Les Brics mis sous pression par les menaces douanières de Trump

Les Brics avaient critiqué la guerre commerciale lancée par Donald Trump avec sobriété, et sans même le citer. Cela n'a pas suffi à leur épargner la colère du président américain, qui les menace de droits de douane supplémentaires.
Réuni pour son sommet annuel à Rio de Janeiro, sous les auspices du président brésilien de gauche Luiz Inacio Lula da Silva, le groupe de pays émergents avait exprimé dimanche ses "sérieuses préoccupations" face à l'"augmentation de mesures douanières et non-douanières unilatérales qui faussent le commerce".
De telles mesures "affectent les perspectives de développement économique mondial", a averti le bloc de onze pays, qui représentent près de la moitié de la population mondiale et 40% du PIB de la planète, dans une déclaration conjointe.
Les Brics, qui incluent notamment le Brésil, la Russie, l'Inde, la Chine et l'Afrique du Sud, n'avaient pas cité nommément les Etats-Unis ni leur président.
Mais cela n'a pas empêché une vive réplique du locataire de la Maison-Blanche.
"Tout pays s'alignant sur les politiques anti-américaines des Brics se verra appliquer un droit de douane SUPPLEMENTAIRE de 10%. Il n'y aura pas d'exception à cette politique", a écrit M. Trump sur la plateforme Truth Social.
- "Empereur" -
Face au coup de semonce, Chine et Russie ont tenté lundi de calmer le jeu, tandis que Lula a répliqué sur un ton outragé.
"Nous ne voulons pas d'un empereur. Nous sommes des pays souverains", a-t-il lancé lors d'une conférence de presse clôturant le sommet de Rio.
"S'il pense qu'il peut taxer, les autres pays ont le droit de taxer aussi. Il y a la loi de la réciprocité", a-t-il averti.
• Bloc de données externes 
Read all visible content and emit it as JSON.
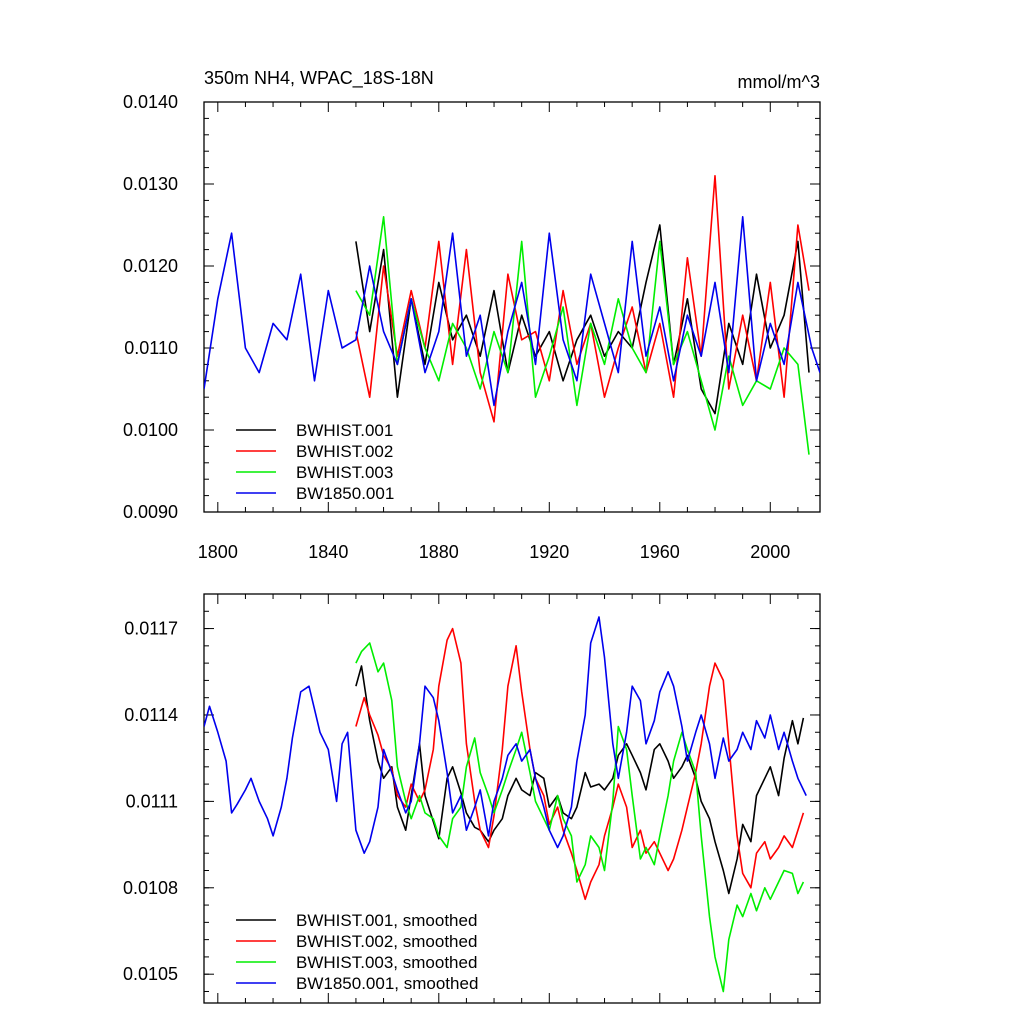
{
  "chart_data": [
    {
      "type": "line",
      "title": "350m NH4, WPAC_18S-18N",
      "units": "mmol/m^3",
      "xlim": [
        1795,
        2018
      ],
      "ylim": [
        0.009,
        0.014
      ],
      "x_ticks": [
        1800,
        1840,
        1880,
        1920,
        1960,
        2000
      ],
      "y_ticks": [
        0.009,
        0.01,
        0.011,
        0.012,
        0.013,
        0.014
      ],
      "y_tick_labels": [
        "0.0090",
        "0.0100",
        "0.0110",
        "0.0120",
        "0.0130",
        "0.0140"
      ],
      "legend_position": "bottom-left",
      "series": [
        {
          "name": "BWHIST.001",
          "color": "#000000",
          "x": [
            1850,
            1855,
            1860,
            1865,
            1870,
            1875,
            1880,
            1885,
            1890,
            1895,
            1900,
            1905,
            1910,
            1915,
            1920,
            1925,
            1930,
            1935,
            1940,
            1945,
            1950,
            1955,
            1960,
            1965,
            1970,
            1975,
            1980,
            1985,
            1990,
            1995,
            2000,
            2005,
            2010,
            2014
          ],
          "values": [
            0.0123,
            0.0112,
            0.0122,
            0.0104,
            0.0116,
            0.0108,
            0.0118,
            0.0111,
            0.0114,
            0.0109,
            0.0117,
            0.0107,
            0.0114,
            0.0109,
            0.0112,
            0.0106,
            0.0111,
            0.0114,
            0.0109,
            0.0112,
            0.011,
            0.0118,
            0.0125,
            0.0108,
            0.0116,
            0.0105,
            0.0102,
            0.0113,
            0.0108,
            0.0119,
            0.011,
            0.0114,
            0.0123,
            0.0107
          ]
        },
        {
          "name": "BWHIST.002",
          "color": "#ff0000",
          "x": [
            1850,
            1855,
            1860,
            1865,
            1870,
            1875,
            1880,
            1885,
            1890,
            1895,
            1900,
            1905,
            1910,
            1915,
            1920,
            1925,
            1930,
            1935,
            1940,
            1945,
            1950,
            1955,
            1960,
            1965,
            1970,
            1975,
            1980,
            1985,
            1990,
            1995,
            2000,
            2005,
            2010,
            2014
          ],
          "values": [
            0.0112,
            0.0104,
            0.012,
            0.0109,
            0.0117,
            0.011,
            0.0123,
            0.0108,
            0.0122,
            0.0107,
            0.0101,
            0.0119,
            0.0111,
            0.0112,
            0.0106,
            0.0117,
            0.0108,
            0.0113,
            0.0104,
            0.011,
            0.0115,
            0.0107,
            0.0113,
            0.0104,
            0.0121,
            0.0109,
            0.0131,
            0.0105,
            0.0114,
            0.0106,
            0.0118,
            0.0104,
            0.0125,
            0.0117
          ]
        },
        {
          "name": "BWHIST.003",
          "color": "#00ee00",
          "x": [
            1850,
            1855,
            1860,
            1865,
            1870,
            1875,
            1880,
            1885,
            1890,
            1895,
            1900,
            1905,
            1910,
            1915,
            1920,
            1925,
            1930,
            1935,
            1940,
            1945,
            1950,
            1955,
            1960,
            1965,
            1970,
            1975,
            1980,
            1985,
            1990,
            1995,
            2000,
            2005,
            2010,
            2014
          ],
          "values": [
            0.0117,
            0.0114,
            0.0126,
            0.0108,
            0.0116,
            0.011,
            0.0106,
            0.0113,
            0.011,
            0.0105,
            0.0112,
            0.0107,
            0.0123,
            0.0104,
            0.0109,
            0.0115,
            0.0103,
            0.0113,
            0.0108,
            0.0116,
            0.011,
            0.0107,
            0.0123,
            0.0108,
            0.0112,
            0.0106,
            0.01,
            0.0109,
            0.0103,
            0.0106,
            0.0105,
            0.011,
            0.0108,
            0.0097
          ]
        },
        {
          "name": "BW1850.001",
          "color": "#0000ee",
          "x": [
            1795,
            1800,
            1805,
            1810,
            1815,
            1820,
            1825,
            1830,
            1835,
            1840,
            1845,
            1850,
            1855,
            1860,
            1865,
            1870,
            1875,
            1880,
            1885,
            1890,
            1895,
            1900,
            1905,
            1910,
            1915,
            1920,
            1925,
            1930,
            1935,
            1940,
            1945,
            1950,
            1955,
            1960,
            1965,
            1970,
            1975,
            1980,
            1985,
            1990,
            1995,
            2000,
            2005,
            2010,
            2015,
            2018
          ],
          "values": [
            0.0105,
            0.0116,
            0.0124,
            0.011,
            0.0107,
            0.0113,
            0.0111,
            0.0119,
            0.0106,
            0.0117,
            0.011,
            0.0111,
            0.012,
            0.0112,
            0.0108,
            0.0116,
            0.0107,
            0.0112,
            0.0124,
            0.0109,
            0.0114,
            0.0103,
            0.0112,
            0.0118,
            0.0108,
            0.0124,
            0.0111,
            0.0106,
            0.0119,
            0.0113,
            0.0107,
            0.0123,
            0.0109,
            0.0115,
            0.0106,
            0.0114,
            0.0109,
            0.0118,
            0.0107,
            0.0126,
            0.0106,
            0.0113,
            0.0108,
            0.0118,
            0.011,
            0.0107
          ]
        }
      ]
    },
    {
      "type": "line",
      "title": "",
      "xlim": [
        1795,
        2018
      ],
      "ylim": [
        0.0104,
        0.01182
      ],
      "x_ticks": [
        1800,
        1840,
        1880,
        1920,
        1960,
        2000
      ],
      "y_ticks": [
        0.0105,
        0.0108,
        0.0111,
        0.0114,
        0.0117
      ],
      "y_tick_labels": [
        "0.0105",
        "0.0108",
        "0.0111",
        "0.0114",
        "0.0117"
      ],
      "legend_position": "bottom-left",
      "series": [
        {
          "name": "BWHIST.001, smoothed",
          "color": "#000000",
          "x": [
            1850,
            1852,
            1855,
            1858,
            1860,
            1863,
            1865,
            1868,
            1870,
            1873,
            1875,
            1878,
            1880,
            1883,
            1885,
            1888,
            1890,
            1893,
            1895,
            1898,
            1900,
            1903,
            1905,
            1908,
            1910,
            1913,
            1915,
            1918,
            1920,
            1923,
            1925,
            1928,
            1930,
            1933,
            1935,
            1938,
            1940,
            1943,
            1945,
            1948,
            1950,
            1953,
            1955,
            1958,
            1960,
            1963,
            1965,
            1968,
            1970,
            1973,
            1975,
            1978,
            1980,
            1983,
            1985,
            1988,
            1990,
            1993,
            1995,
            1998,
            2000,
            2003,
            2005,
            2008,
            2010,
            2012
          ],
          "values": [
            0.0115,
            0.01157,
            0.01138,
            0.01124,
            0.01118,
            0.01122,
            0.01108,
            0.011,
            0.01112,
            0.0113,
            0.01112,
            0.01103,
            0.01097,
            0.01118,
            0.01122,
            0.01113,
            0.01106,
            0.01101,
            0.011,
            0.01096,
            0.011,
            0.01104,
            0.01112,
            0.01118,
            0.01114,
            0.01112,
            0.0112,
            0.01118,
            0.01108,
            0.01112,
            0.01106,
            0.01104,
            0.01108,
            0.0112,
            0.01115,
            0.01116,
            0.01114,
            0.01118,
            0.01126,
            0.0113,
            0.01126,
            0.0112,
            0.01114,
            0.01128,
            0.0113,
            0.01124,
            0.01118,
            0.01122,
            0.01126,
            0.01118,
            0.0111,
            0.01104,
            0.01096,
            0.01086,
            0.01078,
            0.0109,
            0.01102,
            0.01096,
            0.01112,
            0.01118,
            0.01122,
            0.01112,
            0.01125,
            0.01138,
            0.0113,
            0.01139
          ]
        },
        {
          "name": "BWHIST.002, smoothed",
          "color": "#ff0000",
          "x": [
            1850,
            1853,
            1855,
            1858,
            1860,
            1863,
            1865,
            1868,
            1870,
            1873,
            1875,
            1878,
            1880,
            1883,
            1885,
            1888,
            1890,
            1893,
            1895,
            1898,
            1900,
            1903,
            1905,
            1908,
            1910,
            1913,
            1915,
            1918,
            1920,
            1923,
            1925,
            1928,
            1930,
            1933,
            1935,
            1938,
            1940,
            1943,
            1945,
            1948,
            1950,
            1953,
            1955,
            1958,
            1960,
            1963,
            1965,
            1968,
            1970,
            1973,
            1975,
            1978,
            1980,
            1983,
            1985,
            1988,
            1990,
            1993,
            1995,
            1998,
            2000,
            2003,
            2005,
            2008,
            2010,
            2012
          ],
          "values": [
            0.01136,
            0.01146,
            0.0114,
            0.01133,
            0.01126,
            0.01121,
            0.01112,
            0.01108,
            0.01116,
            0.0111,
            0.01114,
            0.01128,
            0.0115,
            0.01166,
            0.0117,
            0.01158,
            0.0113,
            0.0111,
            0.011,
            0.01094,
            0.01105,
            0.01128,
            0.0115,
            0.01164,
            0.01148,
            0.01128,
            0.01118,
            0.01112,
            0.01102,
            0.01108,
            0.011,
            0.01092,
            0.01086,
            0.01076,
            0.01082,
            0.01088,
            0.01098,
            0.01108,
            0.01116,
            0.01108,
            0.01094,
            0.011,
            0.01092,
            0.01096,
            0.01092,
            0.01086,
            0.0109,
            0.011,
            0.01108,
            0.0112,
            0.0113,
            0.0115,
            0.01158,
            0.01152,
            0.0113,
            0.01098,
            0.01085,
            0.0108,
            0.01092,
            0.01096,
            0.0109,
            0.01094,
            0.01098,
            0.01094,
            0.011,
            0.01106
          ]
        },
        {
          "name": "BWHIST.003, smoothed",
          "color": "#00ee00",
          "x": [
            1850,
            1852,
            1855,
            1858,
            1860,
            1863,
            1865,
            1868,
            1870,
            1873,
            1875,
            1878,
            1880,
            1883,
            1885,
            1888,
            1890,
            1893,
            1895,
            1898,
            1900,
            1903,
            1905,
            1908,
            1910,
            1913,
            1915,
            1918,
            1920,
            1923,
            1925,
            1928,
            1930,
            1933,
            1935,
            1938,
            1940,
            1943,
            1945,
            1948,
            1950,
            1953,
            1955,
            1958,
            1960,
            1963,
            1965,
            1968,
            1970,
            1973,
            1975,
            1978,
            1980,
            1983,
            1985,
            1988,
            1990,
            1993,
            1995,
            1998,
            2000,
            2003,
            2005,
            2008,
            2010,
            2012
          ],
          "values": [
            0.01158,
            0.01162,
            0.01165,
            0.01155,
            0.01158,
            0.01145,
            0.01122,
            0.0111,
            0.01104,
            0.01112,
            0.01106,
            0.01104,
            0.01098,
            0.01094,
            0.01104,
            0.01108,
            0.01122,
            0.01132,
            0.0112,
            0.01112,
            0.01106,
            0.01114,
            0.0112,
            0.01128,
            0.01134,
            0.0112,
            0.0111,
            0.01104,
            0.011,
            0.01112,
            0.01104,
            0.01098,
            0.01082,
            0.01088,
            0.01098,
            0.01094,
            0.01086,
            0.0111,
            0.01136,
            0.01128,
            0.01112,
            0.0109,
            0.01094,
            0.01088,
            0.01098,
            0.01112,
            0.01124,
            0.01134,
            0.01128,
            0.0112,
            0.01098,
            0.0107,
            0.01056,
            0.01044,
            0.01062,
            0.01074,
            0.0107,
            0.01078,
            0.01072,
            0.0108,
            0.01076,
            0.01082,
            0.01086,
            0.01085,
            0.01078,
            0.01082
          ]
        },
        {
          "name": "BW1850.001, smoothed",
          "color": "#0000ee",
          "x": [
            1795,
            1797,
            1800,
            1803,
            1805,
            1807,
            1810,
            1812,
            1815,
            1818,
            1820,
            1823,
            1825,
            1827,
            1830,
            1833,
            1835,
            1837,
            1840,
            1843,
            1845,
            1847,
            1850,
            1853,
            1855,
            1858,
            1860,
            1863,
            1865,
            1868,
            1870,
            1873,
            1875,
            1878,
            1880,
            1883,
            1885,
            1888,
            1890,
            1893,
            1895,
            1898,
            1900,
            1903,
            1905,
            1908,
            1910,
            1913,
            1915,
            1918,
            1920,
            1923,
            1925,
            1928,
            1930,
            1933,
            1935,
            1938,
            1940,
            1943,
            1945,
            1948,
            1950,
            1953,
            1955,
            1958,
            1960,
            1963,
            1965,
            1968,
            1970,
            1973,
            1975,
            1978,
            1980,
            1983,
            1985,
            1988,
            1990,
            1993,
            1995,
            1998,
            2000,
            2003,
            2005,
            2008,
            2010,
            2013
          ],
          "values": [
            0.01136,
            0.01143,
            0.01134,
            0.01124,
            0.01106,
            0.01109,
            0.01114,
            0.01118,
            0.0111,
            0.01104,
            0.01098,
            0.01108,
            0.01118,
            0.01132,
            0.01148,
            0.0115,
            0.01142,
            0.01134,
            0.01128,
            0.0111,
            0.0113,
            0.01134,
            0.011,
            0.01092,
            0.01096,
            0.01108,
            0.01128,
            0.0112,
            0.01114,
            0.01106,
            0.0111,
            0.0113,
            0.0115,
            0.01146,
            0.01138,
            0.0112,
            0.01106,
            0.01112,
            0.011,
            0.01108,
            0.01114,
            0.01098,
            0.0111,
            0.01118,
            0.01126,
            0.0113,
            0.01124,
            0.01128,
            0.01118,
            0.01108,
            0.011,
            0.01094,
            0.01098,
            0.01108,
            0.01124,
            0.0114,
            0.01165,
            0.01174,
            0.0116,
            0.0113,
            0.01118,
            0.01134,
            0.0115,
            0.01145,
            0.0113,
            0.01138,
            0.01148,
            0.01155,
            0.0115,
            0.01136,
            0.01124,
            0.01134,
            0.0114,
            0.0113,
            0.01118,
            0.01132,
            0.01124,
            0.01128,
            0.01134,
            0.01128,
            0.01138,
            0.01132,
            0.0114,
            0.01128,
            0.01134,
            0.01124,
            0.01118,
            0.01112
          ]
        }
      ]
    }
  ]
}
La Chine, de loin la puissance dominante au sein des Brics, a choisi un ton nettement plus mesuré, disant refuser "la confrontation".
"La Chine a toujours affirmé sa position selon laquelle les guerres commerciales et tarifaires ne font pas de gagnants et que le protectionnisme ne permet pas d'avancer", a déclaré Mao Ning, porte-parole du ministère des Affaires étrangères.
Les Brics "prônent l'ouverture, l'inclusion et la coopération gagnant-gagnant", a-t-elle souligné.
Menacée de droits de douane exorbitants, la Chine, dont le président Xi Jinping était le grand absent du sommet de Rio, s'est accordée avec Washington sur un cadre général pour lisser leurs différends commerciaux, au prix de difficiles discussions.
Visé par un mandat d'arrêt de la Cour pénale internationale (CPI) pour crime de guerre présumé en Ukraine, le président russe Vladimir Poutine n'a pas non plus fait le déplacement à Rio, mais a participé par visioconférence.
Le Kremlin s'est aussi employé à faire baisser la température après les nouvelles menaces de M. Trump.
"L'interaction au sein des Brics n'a jamais été et ne sera jamais dirigée contre des pays tiers", a assuré le porte-parole de la présidence russe, Dmitri Peskov, selon les agences russes.
Quant au président sud-africain Cyril Ramaphosa, il a jugé "vraiment décevant qu'après une initiative collective très positive comme celle des Brics, certains puissent la percevoir de manière négative et veuillent punir ceux qui y participent".
- "Peur" -
M. Trump "ne cible plus un pays spécifique, mais il menace le bloc tout entier", a estimé auprès de l'AFP Marta Fernandez, directrice du Brics Policy Center, centre de recherches de l'université catholique PUC de Rio.
Cela vise à inspirer la "peur à certains des pays qui négocient bilatéralement avec Trump, comme c'est le cas de l'Inde", a-t-elle analysé.
Créé pour rééquilibrer l'ordre mondial au bénéfice du "Sud global" face à l'Occident, le groupe des Brics s'est élargi depuis 2023 avec l'Arabie saoudite, l'Egypte, les Émirats arabes unis, l'Éthiopie, l'Iran puis l'Indonésie.
L'hostilité de M. Trump à l'égard du bloc ne date pas d'hier. Il avait en effet menacé d'imposer des droits de douane de 100% aux pays qui défieraient la domination internationale du dollar. Une réponse directe à l'idée, prudemment émise au sein du groupe, d'une alternative au dollar pour le commerce entre pays membres.
A Rio, les Brics ont encore donné un autre motif d'irritation au président américain, en condamnant dans leur déclaration conjointe les attaques menées en juin contre l'Iran par les Etats-Unis et Israël - là aussi en évitant de nommer ces deux pays.